For nine long years, Laila has walked the streets of Kabul in a sky-blue burqa veil, eking out a living as a prostitute.

It is an occupation with many risks in a traditional Islamic society like Afghanistan, and a profession that was especially dangerous under the Taliban government, which punished prostitutes by stoning them to death.

But today, she faces a different threat.

"I have never heard of HIV before, and I don't know what it is," says Laila, who has never before insisted that her customers use condoms. "The women who go into prostitution, they don't worry about their lives. If we die, what does it matter? If I live, what does it all mean?"

The emergence and spread of HIV, the virus linked to AIDS, largely passed over Afghanistan during its 23 years of civil war. Now Afghanistan is witnessing one of the largest influxes of people in its history, and among all the new arrivals is a foreign disease that even rich countries have trouble controlling.
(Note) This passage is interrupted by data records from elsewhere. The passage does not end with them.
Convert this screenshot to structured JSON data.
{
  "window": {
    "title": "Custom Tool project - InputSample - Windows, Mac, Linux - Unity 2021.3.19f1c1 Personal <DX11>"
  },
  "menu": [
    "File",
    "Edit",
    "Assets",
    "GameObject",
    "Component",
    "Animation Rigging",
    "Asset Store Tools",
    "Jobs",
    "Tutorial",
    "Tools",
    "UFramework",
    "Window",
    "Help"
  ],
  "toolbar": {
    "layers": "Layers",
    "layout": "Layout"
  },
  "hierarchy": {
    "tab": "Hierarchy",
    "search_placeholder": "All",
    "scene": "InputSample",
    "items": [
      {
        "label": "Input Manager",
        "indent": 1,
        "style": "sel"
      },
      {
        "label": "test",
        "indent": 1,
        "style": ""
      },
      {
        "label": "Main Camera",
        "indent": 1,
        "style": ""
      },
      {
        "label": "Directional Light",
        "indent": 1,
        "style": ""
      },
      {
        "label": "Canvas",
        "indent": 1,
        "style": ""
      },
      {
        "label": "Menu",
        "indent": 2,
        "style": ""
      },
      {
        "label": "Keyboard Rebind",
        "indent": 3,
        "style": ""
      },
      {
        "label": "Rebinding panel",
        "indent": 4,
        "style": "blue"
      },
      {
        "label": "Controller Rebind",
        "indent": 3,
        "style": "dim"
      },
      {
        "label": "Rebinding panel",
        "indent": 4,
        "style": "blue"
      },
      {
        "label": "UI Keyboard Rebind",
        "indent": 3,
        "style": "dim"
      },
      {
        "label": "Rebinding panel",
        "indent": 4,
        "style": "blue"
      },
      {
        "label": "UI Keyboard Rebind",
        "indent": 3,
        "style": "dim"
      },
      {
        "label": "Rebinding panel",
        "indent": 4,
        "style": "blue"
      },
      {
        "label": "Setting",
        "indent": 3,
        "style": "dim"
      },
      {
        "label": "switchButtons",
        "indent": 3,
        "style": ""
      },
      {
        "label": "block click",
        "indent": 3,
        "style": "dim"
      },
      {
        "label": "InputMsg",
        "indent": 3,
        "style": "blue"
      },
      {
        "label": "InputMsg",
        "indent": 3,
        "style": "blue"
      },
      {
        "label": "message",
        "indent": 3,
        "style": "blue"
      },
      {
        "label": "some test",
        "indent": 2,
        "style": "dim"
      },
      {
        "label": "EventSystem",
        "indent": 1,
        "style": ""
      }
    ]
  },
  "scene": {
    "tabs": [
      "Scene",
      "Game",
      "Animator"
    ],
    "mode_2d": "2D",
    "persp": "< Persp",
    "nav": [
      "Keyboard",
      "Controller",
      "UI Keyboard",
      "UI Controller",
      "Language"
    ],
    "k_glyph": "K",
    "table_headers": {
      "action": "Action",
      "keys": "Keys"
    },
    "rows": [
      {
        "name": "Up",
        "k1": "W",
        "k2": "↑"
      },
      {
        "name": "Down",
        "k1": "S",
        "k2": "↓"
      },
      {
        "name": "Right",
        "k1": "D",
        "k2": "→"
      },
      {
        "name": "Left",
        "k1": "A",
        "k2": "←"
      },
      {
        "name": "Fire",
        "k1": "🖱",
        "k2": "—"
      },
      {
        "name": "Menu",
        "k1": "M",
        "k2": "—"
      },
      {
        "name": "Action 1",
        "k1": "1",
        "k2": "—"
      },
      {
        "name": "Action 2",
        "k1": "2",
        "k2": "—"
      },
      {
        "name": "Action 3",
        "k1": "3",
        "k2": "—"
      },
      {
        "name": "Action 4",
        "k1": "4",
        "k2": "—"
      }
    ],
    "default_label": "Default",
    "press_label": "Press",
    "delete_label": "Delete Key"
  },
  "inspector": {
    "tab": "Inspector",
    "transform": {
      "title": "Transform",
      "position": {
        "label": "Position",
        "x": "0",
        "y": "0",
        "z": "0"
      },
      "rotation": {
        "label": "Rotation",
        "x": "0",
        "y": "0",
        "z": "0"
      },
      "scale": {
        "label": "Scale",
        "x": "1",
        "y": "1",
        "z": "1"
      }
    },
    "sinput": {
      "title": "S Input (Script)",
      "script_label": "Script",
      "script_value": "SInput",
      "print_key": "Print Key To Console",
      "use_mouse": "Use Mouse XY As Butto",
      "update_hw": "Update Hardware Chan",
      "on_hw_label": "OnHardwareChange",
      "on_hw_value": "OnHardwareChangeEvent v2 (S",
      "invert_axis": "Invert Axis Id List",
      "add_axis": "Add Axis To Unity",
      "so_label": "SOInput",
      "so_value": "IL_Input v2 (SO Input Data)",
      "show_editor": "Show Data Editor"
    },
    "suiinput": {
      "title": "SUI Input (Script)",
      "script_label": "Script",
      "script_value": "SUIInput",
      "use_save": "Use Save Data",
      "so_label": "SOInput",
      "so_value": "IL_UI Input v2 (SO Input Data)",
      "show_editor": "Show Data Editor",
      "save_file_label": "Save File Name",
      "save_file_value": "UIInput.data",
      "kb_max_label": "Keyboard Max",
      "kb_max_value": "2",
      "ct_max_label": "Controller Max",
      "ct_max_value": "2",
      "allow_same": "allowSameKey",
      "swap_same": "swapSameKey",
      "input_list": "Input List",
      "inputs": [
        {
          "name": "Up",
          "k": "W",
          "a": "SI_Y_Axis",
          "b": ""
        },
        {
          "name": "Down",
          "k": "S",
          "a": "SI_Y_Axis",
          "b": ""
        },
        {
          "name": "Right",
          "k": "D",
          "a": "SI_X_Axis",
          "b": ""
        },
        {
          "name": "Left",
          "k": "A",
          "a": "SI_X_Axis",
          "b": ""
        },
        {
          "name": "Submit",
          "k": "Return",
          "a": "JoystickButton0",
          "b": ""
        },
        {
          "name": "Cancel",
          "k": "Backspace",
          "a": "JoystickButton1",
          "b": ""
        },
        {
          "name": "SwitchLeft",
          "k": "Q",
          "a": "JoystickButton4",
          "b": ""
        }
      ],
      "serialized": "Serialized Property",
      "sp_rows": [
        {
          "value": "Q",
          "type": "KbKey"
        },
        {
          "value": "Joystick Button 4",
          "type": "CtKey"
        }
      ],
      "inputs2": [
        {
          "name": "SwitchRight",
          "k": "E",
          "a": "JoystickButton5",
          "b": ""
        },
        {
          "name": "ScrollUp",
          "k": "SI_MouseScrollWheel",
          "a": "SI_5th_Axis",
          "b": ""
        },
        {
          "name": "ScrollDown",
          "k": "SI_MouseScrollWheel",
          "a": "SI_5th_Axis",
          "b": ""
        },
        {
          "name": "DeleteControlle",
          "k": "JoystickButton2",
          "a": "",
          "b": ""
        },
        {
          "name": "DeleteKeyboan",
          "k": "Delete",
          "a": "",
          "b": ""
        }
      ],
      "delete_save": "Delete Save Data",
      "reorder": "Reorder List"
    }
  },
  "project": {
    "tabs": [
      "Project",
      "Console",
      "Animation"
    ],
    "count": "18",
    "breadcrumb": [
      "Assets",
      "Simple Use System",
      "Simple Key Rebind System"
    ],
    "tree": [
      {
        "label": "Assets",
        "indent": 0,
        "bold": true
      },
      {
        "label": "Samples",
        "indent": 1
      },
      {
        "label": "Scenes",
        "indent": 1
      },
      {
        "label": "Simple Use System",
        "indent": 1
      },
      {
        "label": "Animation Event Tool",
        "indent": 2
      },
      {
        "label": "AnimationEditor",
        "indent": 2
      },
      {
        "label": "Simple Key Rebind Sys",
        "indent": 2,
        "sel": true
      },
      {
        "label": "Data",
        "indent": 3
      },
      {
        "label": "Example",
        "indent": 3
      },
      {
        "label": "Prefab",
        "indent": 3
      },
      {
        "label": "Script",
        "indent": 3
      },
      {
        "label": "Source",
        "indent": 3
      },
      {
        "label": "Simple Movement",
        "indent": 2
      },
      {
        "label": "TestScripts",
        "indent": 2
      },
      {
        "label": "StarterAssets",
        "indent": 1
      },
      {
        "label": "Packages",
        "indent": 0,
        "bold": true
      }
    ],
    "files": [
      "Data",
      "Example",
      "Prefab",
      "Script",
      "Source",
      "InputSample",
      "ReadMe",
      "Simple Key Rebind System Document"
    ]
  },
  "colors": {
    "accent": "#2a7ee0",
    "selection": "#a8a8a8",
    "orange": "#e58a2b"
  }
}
And while the numbers of people testing positive for HIV are low - last year eight, this year 15 - the nascent problem has deep social, moral, and political reverberations.

The disease has made inroads not only through prostitution, but through illicit drug use, say health officials. There are some 6,000 intravenous drug users in Kabul alone, most of them heroin addicts who have returned from refugee camps in Pakistan and Iran.

As a senior planning official at the Ministry of Public Health, Dr. Hedayatullah Stanekzai says he regards AIDS in Afghanistan as a serious problem. But in a country with so many health problems already at the crisis stage, it is nearly impossible to give adequate attention to a future problem like AIDS, he says.

"We have the highest maternal mortality rate in the world; for every 100,000 live births, 106 mothers die giving birth," he says. "We have one of the highest infant mortality rates in the world. We have unsafe drinking water and poor hygiene. Sixty percent of the population suffer from chronic malnutrition. AIDS is just in the early stages, and we are doing what we can. But we have to focus on our bigger priorities."

Health ministry officials do consider AIDS a big enough problem to devote a portion of their $170 million budget this year to set up an HIV/AIDS department, and to place stricter screening controls on the Central Blood Bank, where all 15 of the current cases were discovered.

In many ways, the political issue of prostitution and AIDS has become larger than the medical issue of AIDS itself. In August, after a sudden influx of Chinese and Thai prostitutes into the country, dozens of mullahs around Kabul issued a common warning in their mosques, saying that the government of President Hamid Karzai had "brought nothing to Afghanistan except alcohol and prostitutes."